シャープは10月3日、自社製の有機ELディスプレイ(OLED)を搭載したスマートフォン「AQUOS zero」を発表しました。
この有機ELパネルは、三重県多気市にある三重工場と、大阪府堺市にある堺工場で製造した日本製。シャープの小林繁氏(パーソナル通信事業部長)によると、製造工程の前半を三重工場が、後半を堺工場が担当しています。
有機ELは液晶に比べて高色域でコントラスト比が高く、画質面で有利なほか、バックライトが不要で大幅な薄型化が可能。さらに曲面形状にできるなど、デザインの自由度を高められる利点があります。
アップルのiPhone Xをはじめ有機ELの採用例が増える一方、その供給は韓国サムスンとLGがほぼ独占。日本では、JDIとパナソニック、ソニーの有機EL部門を統合したJOLEDも印刷方式の開発に取り組んでいますが、量産化は2020年頃となる見通しです。
▲国産有機ELを搭載したシャープ「AQUOS zero」
そんな中、シャープが一足早く量産化した「AQUOS zero」の有機ELは、6.2インチと大画面。また2992 x 1440ドットと高精細で、側面から中央にかけて盛り上がる曲面形状を採用します。デジタルシネマ標準規格のDCI-P3を100%カバーする広色域のほか、100万:1のコントラスト比、HDR対応も売りにします。
『有機ELについては2016年9月に投資を判断し、順調に開発を進めてきた。液晶の技術も活用し、ついに商品化できるレベルに到達した』(シャープ通信事業本部長の中野吉郎氏)
▲シャープ 通信事業本部長の中野吉郎氏
シャープの有機ELを積んだiPhoneは登場するか
「AQUOS zero」の有機ELパネルを前にすると、他社の有機ELと遜色のない美しい画質に圧倒されます。ここは、シャープ製の有機ELを搭載したiPhoneの登場にも期待したいところです。
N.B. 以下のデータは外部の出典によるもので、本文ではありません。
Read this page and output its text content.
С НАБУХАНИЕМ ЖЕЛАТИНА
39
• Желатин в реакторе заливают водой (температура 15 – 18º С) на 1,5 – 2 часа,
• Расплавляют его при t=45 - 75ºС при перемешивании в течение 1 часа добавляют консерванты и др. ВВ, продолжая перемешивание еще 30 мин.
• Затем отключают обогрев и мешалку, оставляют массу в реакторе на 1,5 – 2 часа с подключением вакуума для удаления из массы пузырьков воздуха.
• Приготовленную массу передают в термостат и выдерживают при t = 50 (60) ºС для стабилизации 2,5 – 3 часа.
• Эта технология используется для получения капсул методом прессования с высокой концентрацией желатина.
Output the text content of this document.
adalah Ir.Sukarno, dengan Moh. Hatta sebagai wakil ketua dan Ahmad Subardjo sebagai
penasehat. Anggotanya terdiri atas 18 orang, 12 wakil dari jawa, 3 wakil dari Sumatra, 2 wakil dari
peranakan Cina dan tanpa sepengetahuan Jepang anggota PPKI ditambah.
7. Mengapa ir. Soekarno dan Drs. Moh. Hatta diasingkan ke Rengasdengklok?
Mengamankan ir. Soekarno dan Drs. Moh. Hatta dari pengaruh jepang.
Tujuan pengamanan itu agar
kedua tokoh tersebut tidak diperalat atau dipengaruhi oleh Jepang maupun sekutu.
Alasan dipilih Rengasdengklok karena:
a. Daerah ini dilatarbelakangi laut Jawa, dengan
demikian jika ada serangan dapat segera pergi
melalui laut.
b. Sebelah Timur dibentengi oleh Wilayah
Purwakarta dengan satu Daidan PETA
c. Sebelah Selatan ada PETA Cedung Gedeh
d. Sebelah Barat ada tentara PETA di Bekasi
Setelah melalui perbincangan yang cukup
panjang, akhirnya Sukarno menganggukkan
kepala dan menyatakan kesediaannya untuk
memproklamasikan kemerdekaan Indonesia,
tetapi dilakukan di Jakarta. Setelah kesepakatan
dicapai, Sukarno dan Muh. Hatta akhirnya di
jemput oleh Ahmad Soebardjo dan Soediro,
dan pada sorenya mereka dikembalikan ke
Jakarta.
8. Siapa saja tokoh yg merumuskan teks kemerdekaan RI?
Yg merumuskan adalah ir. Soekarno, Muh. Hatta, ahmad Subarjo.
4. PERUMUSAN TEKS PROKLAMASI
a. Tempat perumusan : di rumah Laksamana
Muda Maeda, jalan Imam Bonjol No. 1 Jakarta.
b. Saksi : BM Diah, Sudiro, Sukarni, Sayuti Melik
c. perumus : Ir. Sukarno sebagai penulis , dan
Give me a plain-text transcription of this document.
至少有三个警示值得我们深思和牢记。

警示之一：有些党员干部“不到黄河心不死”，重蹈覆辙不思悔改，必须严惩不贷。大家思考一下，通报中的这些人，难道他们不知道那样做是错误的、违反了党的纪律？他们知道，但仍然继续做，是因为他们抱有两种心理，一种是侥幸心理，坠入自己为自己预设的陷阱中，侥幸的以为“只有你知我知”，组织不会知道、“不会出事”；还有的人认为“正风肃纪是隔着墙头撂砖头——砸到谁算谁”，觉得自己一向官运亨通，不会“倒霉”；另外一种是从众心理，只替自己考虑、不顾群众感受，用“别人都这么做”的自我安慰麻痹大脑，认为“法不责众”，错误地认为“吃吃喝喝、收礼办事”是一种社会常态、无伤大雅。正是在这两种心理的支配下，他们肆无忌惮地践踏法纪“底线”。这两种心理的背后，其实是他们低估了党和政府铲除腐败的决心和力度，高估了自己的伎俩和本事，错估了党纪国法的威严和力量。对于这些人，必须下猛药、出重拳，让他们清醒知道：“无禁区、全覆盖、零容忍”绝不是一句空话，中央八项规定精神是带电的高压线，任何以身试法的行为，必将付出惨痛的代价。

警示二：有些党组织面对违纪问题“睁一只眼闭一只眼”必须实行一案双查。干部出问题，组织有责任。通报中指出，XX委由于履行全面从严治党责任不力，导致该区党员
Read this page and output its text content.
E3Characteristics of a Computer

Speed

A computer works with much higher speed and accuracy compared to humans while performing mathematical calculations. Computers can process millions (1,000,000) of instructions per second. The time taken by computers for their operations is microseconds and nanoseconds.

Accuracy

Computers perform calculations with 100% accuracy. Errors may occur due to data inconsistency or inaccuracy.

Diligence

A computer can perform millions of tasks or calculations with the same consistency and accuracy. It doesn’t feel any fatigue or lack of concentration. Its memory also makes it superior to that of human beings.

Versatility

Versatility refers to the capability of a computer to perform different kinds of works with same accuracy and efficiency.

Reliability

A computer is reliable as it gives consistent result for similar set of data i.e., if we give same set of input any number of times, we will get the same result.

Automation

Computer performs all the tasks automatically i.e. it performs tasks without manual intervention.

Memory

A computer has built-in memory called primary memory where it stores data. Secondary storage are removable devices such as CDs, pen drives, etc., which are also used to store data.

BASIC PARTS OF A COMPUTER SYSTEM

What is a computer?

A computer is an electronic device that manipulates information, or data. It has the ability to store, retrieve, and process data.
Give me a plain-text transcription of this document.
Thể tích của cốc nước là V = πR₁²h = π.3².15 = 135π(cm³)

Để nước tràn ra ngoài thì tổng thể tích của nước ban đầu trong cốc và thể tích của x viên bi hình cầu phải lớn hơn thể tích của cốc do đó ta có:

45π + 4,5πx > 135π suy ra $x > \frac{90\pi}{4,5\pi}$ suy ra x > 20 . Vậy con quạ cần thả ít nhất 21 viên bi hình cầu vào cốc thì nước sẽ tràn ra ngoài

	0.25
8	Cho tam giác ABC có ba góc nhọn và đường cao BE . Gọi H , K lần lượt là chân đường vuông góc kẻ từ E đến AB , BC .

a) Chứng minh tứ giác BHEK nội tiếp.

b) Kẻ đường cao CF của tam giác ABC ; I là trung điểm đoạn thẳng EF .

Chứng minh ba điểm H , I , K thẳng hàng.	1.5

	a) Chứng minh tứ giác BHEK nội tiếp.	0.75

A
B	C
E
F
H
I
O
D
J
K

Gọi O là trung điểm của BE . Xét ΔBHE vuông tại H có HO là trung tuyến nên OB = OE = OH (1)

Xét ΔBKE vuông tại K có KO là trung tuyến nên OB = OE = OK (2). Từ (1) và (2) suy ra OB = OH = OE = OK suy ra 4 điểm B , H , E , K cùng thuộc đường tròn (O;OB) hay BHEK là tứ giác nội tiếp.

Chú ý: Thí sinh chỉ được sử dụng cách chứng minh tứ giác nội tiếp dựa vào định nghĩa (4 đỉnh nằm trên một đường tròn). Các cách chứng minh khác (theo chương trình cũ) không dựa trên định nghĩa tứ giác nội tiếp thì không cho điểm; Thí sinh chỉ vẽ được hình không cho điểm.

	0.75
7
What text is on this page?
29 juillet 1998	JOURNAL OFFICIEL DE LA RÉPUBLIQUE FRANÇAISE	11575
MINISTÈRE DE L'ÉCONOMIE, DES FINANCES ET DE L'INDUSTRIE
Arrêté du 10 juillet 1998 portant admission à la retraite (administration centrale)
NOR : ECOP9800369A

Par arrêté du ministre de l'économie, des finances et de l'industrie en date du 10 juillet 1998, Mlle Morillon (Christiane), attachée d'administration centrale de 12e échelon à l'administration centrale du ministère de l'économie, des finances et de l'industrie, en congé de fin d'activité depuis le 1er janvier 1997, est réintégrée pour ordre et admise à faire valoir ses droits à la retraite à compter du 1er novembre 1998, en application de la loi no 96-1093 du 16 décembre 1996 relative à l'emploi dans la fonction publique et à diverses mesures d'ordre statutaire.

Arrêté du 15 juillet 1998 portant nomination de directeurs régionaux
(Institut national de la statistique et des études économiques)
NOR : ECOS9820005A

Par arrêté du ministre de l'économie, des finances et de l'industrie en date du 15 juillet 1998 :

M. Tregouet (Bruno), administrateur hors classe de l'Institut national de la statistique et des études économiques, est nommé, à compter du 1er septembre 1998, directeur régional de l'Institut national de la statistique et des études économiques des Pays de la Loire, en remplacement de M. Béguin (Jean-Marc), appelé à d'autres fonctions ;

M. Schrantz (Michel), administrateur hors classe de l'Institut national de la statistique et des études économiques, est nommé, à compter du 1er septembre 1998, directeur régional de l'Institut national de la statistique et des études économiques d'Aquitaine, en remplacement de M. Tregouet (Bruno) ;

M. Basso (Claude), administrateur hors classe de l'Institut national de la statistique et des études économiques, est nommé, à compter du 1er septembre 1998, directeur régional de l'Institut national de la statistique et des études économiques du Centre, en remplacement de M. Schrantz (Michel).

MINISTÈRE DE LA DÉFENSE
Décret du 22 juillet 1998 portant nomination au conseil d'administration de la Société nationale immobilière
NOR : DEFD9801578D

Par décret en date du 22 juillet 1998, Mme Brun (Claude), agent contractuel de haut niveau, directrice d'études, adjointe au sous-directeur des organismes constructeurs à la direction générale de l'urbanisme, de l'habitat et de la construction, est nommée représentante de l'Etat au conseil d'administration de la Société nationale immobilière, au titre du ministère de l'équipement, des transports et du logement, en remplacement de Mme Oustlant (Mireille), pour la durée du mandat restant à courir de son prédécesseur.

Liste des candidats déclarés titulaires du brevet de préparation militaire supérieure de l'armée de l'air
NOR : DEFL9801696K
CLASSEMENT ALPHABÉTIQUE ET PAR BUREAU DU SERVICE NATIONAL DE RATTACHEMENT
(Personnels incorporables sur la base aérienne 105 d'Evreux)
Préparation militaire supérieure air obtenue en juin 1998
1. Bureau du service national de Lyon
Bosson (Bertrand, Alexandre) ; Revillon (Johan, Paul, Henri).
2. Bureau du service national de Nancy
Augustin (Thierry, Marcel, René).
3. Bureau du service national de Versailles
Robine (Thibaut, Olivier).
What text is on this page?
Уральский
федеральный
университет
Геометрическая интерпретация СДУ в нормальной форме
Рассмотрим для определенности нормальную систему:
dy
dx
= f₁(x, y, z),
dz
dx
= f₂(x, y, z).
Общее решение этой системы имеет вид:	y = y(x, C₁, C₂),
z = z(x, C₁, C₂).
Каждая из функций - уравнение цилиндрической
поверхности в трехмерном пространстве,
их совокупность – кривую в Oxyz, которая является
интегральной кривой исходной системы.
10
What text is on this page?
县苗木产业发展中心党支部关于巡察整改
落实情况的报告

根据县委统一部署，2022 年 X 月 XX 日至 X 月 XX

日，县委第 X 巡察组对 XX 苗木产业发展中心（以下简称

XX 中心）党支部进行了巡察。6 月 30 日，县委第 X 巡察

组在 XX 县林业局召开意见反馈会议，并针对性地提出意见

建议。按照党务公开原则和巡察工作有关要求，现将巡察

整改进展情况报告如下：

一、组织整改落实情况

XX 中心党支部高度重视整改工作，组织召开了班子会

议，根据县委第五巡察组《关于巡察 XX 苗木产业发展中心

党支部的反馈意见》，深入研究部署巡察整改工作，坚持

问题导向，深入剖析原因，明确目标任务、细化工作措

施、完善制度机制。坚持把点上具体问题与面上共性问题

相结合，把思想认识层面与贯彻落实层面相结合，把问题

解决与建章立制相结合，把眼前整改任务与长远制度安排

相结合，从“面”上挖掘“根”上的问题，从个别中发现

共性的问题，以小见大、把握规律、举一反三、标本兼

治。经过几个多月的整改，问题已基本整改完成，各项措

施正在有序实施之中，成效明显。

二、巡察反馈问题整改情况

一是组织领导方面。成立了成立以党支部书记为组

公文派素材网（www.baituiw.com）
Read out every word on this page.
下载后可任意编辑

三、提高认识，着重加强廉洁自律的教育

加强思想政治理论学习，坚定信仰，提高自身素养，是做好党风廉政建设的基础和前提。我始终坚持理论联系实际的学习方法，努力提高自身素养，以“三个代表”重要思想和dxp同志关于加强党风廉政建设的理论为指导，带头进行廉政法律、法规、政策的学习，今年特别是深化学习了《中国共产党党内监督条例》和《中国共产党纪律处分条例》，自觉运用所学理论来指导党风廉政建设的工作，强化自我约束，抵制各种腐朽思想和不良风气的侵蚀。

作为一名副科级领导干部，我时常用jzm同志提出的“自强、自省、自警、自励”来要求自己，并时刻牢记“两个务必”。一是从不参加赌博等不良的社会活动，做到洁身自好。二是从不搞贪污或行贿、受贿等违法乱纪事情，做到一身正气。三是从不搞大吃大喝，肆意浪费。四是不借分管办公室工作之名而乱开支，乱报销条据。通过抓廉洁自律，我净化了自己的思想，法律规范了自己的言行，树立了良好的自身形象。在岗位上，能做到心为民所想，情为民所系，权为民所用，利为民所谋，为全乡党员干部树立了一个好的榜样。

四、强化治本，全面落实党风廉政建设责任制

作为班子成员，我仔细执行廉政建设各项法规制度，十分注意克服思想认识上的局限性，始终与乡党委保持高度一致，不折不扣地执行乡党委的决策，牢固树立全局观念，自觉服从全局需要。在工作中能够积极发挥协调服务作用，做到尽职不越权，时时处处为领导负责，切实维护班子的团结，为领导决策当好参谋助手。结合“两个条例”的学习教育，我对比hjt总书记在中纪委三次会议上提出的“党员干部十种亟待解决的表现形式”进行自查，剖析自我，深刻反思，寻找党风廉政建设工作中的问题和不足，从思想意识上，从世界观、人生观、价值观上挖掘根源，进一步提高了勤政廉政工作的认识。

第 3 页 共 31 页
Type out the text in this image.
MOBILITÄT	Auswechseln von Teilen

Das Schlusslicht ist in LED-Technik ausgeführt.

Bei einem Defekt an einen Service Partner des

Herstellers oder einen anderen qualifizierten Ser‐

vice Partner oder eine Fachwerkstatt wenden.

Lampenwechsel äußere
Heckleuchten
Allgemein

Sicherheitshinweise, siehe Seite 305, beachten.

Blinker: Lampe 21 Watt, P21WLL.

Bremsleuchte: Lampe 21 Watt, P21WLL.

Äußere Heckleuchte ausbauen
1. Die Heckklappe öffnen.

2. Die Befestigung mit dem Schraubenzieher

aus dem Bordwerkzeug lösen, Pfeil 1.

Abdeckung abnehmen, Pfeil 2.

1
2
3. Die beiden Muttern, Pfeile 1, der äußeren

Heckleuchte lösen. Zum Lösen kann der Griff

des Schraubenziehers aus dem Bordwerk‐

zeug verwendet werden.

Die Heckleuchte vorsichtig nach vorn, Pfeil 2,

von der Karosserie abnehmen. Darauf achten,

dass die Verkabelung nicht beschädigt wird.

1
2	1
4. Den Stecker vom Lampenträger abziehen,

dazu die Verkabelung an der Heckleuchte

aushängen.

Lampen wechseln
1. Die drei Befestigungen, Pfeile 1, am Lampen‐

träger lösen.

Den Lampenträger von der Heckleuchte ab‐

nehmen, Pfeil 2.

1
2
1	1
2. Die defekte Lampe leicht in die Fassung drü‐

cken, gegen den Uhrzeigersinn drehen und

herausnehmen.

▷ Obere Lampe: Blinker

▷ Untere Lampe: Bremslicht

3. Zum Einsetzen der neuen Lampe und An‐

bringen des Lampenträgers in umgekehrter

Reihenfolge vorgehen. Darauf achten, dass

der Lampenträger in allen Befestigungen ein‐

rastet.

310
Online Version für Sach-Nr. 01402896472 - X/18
シャープの担当者は、有機ELパネルの他社メーカーへの供給について『管轄外』として明言を避けつつも『広く広く、広めていくのが当然という認識』と語り意欲を示しました。これが実現すれば、有機ELにおける韓国勢の独占に風穴をあけることになります。
▲シャープ パーソナル通信事業部長の小林繁氏
なお、シャープはこれまで自社開発のIGZO液晶を売りにしてきました。今回有機ELにシフトした理由について、シャープの小林氏は次のように語ります。
「有機ELには有機ELにしかない特徴がある。薄型軽量で、曲げることもできる。これはIGZO液晶では実現できない。軽量化のニーズは今後も拡大していくなかで、有機ELはパワフルかなと思っていたので、採用を決めた」(小林氏)
なお、IGZO液晶にも発色・省電力・タッチパネル感度などの利点があるとして、今後もハイエンドモデルに液晶を採用する場合もあるとしています。